Making sure "update" is called before iterating the "stream"

We (@Jpetiot and I) are currently working on a pyannote recipe to perform interactive speaker diarization.

For reasons that I can further explained if needed, we need the model in the loop (basically, a numpy array containing speaker embeddings) to be updated after every human annotation in the update callback. To do so, we went with batch_size = 1 and instant_submit = True.

However, it appears that Prodigy calls next(stream) before calling update (or maybe the latter is done asynchronously because this behavior is apparently not deterministic):

task = next(stream)
answer = manual_annotation(task)
task = next(stream)  # <-- sometimes called before `update`
update([answer])    

Is there way to enforce the following sequence of actions?

task = next(stream)
answer = manual_annotation(task)
update([answer])  # <-- before calling subsequent `next(stream)`
task = next(stream)
answer = manual_annotation(task)
update([answer])
...

Thanks!

Hervé.

Yeah, this is all async. At the moment, there's no guarantee that the update is called before the next batch is requested because those two calls are separate and we're not blocking on update. So if executing the callback takes longer, Prodigy might send out the next batch first.

Out of curiosity, why is it a must that the model update immediately after you label data? I might be able to suggest a "hack" if I understand your situation better.

Thanks for your answer... though this is exactly what I was afraid of :slight_smile:

A bit of context. Speaker diarization is the process of partitioning an input audio stream into homogeneous segments according to the speaker identity. This is not a speaker recognition task as we do not care about the actual identity of the speaker -- we just want to assign the same label (e.g. SPEAKER_A, SPEAKER_B, ...) to every speech turn of the same speaker. In machine learning jargon, it can be seen as a clustering task rather than a classification task.

Our current solution. Because audio recording can be very long, it does not make much sense to show the whole recording at once to the annotators -- this would make each task unbearably difficult. Instead, we model the problem as an online clustering task where the audio is presented to the annotator in short (10s or so) chunks in chronological order. For the first chunk, the annotator does the job on their own. But starting as early as the second chunk, it is pre-annotated by assigning speech turns to the most similar speaker from the previous chunks, based on speaker embeddings computed in update.

Why update needs to be called synchronously? The annotator also has the option to decide that the current chunk contains a speaker that has never been heard before. This is where having update behave as described in the original issue is critical. The new speaker must exist in the internal set of speaker embeddings to be recognized in the subsequent chunk.
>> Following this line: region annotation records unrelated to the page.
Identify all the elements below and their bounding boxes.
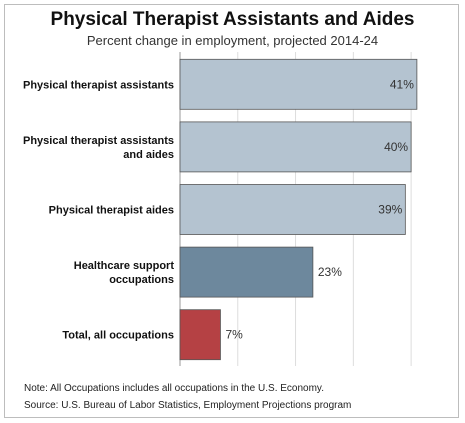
chart-note: Note: All Occupations includes all occup… (24, 383, 324, 394)
category-label: and aides (123, 149, 174, 161)
bar (179, 184, 406, 235)
bar (179, 309, 221, 361)
category-label: Physical therapist assistants (23, 135, 174, 147)
chart-subtitle: Percent change in employment, projected … (86, 33, 379, 48)
value-label: 40% (384, 140, 408, 154)
category-label: Physical therapist assistants (23, 79, 174, 91)
category-label: Total, all occupations (62, 330, 174, 342)
chart-source: Source: U.S. Bureau of Labor Statistics,… (24, 400, 352, 411)
category-label: Physical therapist aides (49, 205, 174, 217)
value-label: 23% (318, 265, 342, 279)
value-label: 39% (378, 203, 402, 217)
value-label: 7% (225, 328, 243, 342)
value-label: 41% (390, 77, 414, 91)
category-label: Healthcare support (74, 260, 175, 272)
bar (179, 58, 418, 110)
chart-title: Physical Therapist Assistants and Aides (50, 9, 415, 30)
bar (179, 246, 314, 298)
bar (179, 121, 412, 173)
category-label: occupations (109, 274, 174, 286)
We cannot wait for a few chunks to pass to start recognizing this new speaker (or this would result in this new speaker being incorrectly split into two new speakers).

A "hack" we thought about was to actually use validate_answer instead of update for that purpose but this does not feel right (even though it would certainly solve our problem) and an option to make update blocking would be a great addition.

Given your situation, I think exploring validate_answer certainly makes sense. But I agree that it's a bit hacky.

Part of me is also wondering if you can perhaps split up the labelling task into two batches. The first batch might include the segments of the first 10 seconds of each audio clip. When you receive enough of these you can use them to pre-fill segments that follow, which creates the second batch.

I'm mentioning this because I have found that a "semi-active"/"offline"/"batch" approach to labelling can sometimes be very pragmatic. I can imagine that if you have an audio segment of 20 minutes that, after labelling the 1st 10 seconds, you might just want to run a batch job to pre-fill the rest of the audio segment. It would be some manual labour to run the batch job in between. But given long enough sequence of audio, it might still be fine.

Thanks.

Part of me is also wondering if you can perhaps split up the labelling task into two batches. The first batch might include the segments of the first 10 seconds of each audio clip. When you receive enough of these you can use them to pre-fill segments that follow, which creates the second batch.

This would also have the side effect that annotators would somehow loose context.
Identifying speakers by their voice is already quite complex, you don't want to expose them to multiple conversations at once.

Also, this won't work in our use case for two main reasons:

  1. a speaker may appear later in the conversation (i.e. in the second batch)
  2. we have other constraints that only allow one conversation at a time

But, I'll keep this idea in mind for later recipes -- I am sure it might prove useful in other situations.

So: validate_answer it is, then...

... until update can be made synchronous through a configuration flag?
Is this something the Prodigy team would even consider?